Corte giust., 12 febbraio 2026, causa C-56/25, Petlichev

Le (nouveau) “lieu” des Cours constitutionelles en le droit de l’Union europeénne :  Petlichev

The (new) Place of constitutional Courts in EU Law: Petlichev

Abstract FRA | ENG | ITA

Il commento offre una prima lettura della sentenza Petlichev. In particolare, si ritiene che con la pronuncia commentata la Corte di giustizia abbia voluto lanciare un duplice sguardo: uno, verso i giudici costituzionali; altro, verso i giudici ordinari.

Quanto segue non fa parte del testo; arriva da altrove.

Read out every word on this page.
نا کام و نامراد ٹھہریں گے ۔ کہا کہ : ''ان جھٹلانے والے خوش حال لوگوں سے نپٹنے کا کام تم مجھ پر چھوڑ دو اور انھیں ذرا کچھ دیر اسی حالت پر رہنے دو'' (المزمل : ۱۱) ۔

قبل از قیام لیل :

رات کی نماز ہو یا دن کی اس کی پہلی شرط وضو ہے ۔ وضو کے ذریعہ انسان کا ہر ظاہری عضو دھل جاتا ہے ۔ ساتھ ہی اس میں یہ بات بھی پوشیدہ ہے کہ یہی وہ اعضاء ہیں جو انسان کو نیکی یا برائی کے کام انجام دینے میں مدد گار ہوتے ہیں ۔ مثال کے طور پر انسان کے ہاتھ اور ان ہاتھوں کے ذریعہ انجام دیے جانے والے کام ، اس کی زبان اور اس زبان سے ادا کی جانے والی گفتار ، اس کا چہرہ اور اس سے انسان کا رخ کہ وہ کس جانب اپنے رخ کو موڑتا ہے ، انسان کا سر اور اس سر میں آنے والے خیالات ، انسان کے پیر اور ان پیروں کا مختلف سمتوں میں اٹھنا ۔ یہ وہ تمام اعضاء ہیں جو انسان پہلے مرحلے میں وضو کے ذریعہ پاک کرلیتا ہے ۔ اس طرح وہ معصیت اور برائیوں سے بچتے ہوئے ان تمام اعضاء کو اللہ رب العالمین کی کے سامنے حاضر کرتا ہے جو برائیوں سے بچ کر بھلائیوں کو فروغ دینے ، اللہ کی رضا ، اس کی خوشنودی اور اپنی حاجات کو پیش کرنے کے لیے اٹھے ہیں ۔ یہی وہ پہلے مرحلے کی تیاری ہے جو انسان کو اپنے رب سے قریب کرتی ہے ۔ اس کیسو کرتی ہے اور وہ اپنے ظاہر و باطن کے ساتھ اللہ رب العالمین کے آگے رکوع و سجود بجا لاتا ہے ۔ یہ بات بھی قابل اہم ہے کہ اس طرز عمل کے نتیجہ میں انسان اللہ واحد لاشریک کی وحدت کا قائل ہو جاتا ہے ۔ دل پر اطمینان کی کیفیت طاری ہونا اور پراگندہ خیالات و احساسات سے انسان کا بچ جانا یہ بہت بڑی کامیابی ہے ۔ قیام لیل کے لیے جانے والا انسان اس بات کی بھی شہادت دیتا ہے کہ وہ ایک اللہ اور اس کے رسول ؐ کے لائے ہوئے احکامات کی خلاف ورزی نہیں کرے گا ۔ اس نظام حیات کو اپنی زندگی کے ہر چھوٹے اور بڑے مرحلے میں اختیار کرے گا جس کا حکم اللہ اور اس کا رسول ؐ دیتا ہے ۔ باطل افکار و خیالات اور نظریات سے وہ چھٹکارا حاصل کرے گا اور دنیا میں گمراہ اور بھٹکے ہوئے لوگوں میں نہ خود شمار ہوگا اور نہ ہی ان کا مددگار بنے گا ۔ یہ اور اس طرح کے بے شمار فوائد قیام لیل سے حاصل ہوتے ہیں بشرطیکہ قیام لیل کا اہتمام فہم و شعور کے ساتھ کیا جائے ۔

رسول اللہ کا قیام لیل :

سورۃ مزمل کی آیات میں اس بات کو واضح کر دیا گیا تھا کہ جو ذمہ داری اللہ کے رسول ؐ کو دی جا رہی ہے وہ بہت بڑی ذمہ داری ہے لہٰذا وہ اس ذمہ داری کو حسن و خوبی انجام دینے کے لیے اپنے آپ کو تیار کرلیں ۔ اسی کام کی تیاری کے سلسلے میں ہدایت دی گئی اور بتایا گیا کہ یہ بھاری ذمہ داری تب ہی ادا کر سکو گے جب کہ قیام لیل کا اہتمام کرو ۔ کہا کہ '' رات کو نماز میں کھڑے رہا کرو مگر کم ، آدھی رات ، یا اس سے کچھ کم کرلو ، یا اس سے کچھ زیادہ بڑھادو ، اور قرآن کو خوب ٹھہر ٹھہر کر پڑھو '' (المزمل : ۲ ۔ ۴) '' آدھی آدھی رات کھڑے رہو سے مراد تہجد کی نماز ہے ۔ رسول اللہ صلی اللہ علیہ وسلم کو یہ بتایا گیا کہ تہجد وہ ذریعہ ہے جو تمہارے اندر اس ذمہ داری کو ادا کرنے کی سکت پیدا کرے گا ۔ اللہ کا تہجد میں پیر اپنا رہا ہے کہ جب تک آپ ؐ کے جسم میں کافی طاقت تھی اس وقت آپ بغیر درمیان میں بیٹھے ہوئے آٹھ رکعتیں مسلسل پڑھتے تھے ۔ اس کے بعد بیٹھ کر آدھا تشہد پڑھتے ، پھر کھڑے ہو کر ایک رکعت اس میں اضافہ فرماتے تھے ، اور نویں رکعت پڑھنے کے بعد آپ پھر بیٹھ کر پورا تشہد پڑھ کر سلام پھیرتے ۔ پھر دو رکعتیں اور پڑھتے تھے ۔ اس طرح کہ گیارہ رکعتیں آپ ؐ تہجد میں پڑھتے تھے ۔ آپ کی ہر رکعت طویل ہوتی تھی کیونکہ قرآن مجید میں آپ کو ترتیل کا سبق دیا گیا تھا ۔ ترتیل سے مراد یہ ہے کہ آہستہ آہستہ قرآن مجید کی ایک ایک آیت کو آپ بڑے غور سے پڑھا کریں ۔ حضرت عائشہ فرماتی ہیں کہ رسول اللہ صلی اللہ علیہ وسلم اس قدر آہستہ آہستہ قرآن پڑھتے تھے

Infatti, ai primi la Corte di giustizia ha rammentato che sono parte del circuito giurisdizionale e, in quanto tali, sono chiamati a dialogare con la Corte di giustizia per via dell’art. 267, comma 3, TFUE. Ai secondi, invece, la Corte di giustizia ricorda che la presunta incostituzionalità della disposizione non incide sul dialogo in via pregiudiziale. In una sentenza tutto sommato ricostruttiva, di certo un elemento di innovazione va rintracciato nella configurazione dei giudici costituzionali come giudici di ultima istanza (art. 267, comma 3, TFUE): ed è proprio questo un passaggio che disvela le difficoltà di sovrapporre le corti costituzionali a tale categoria.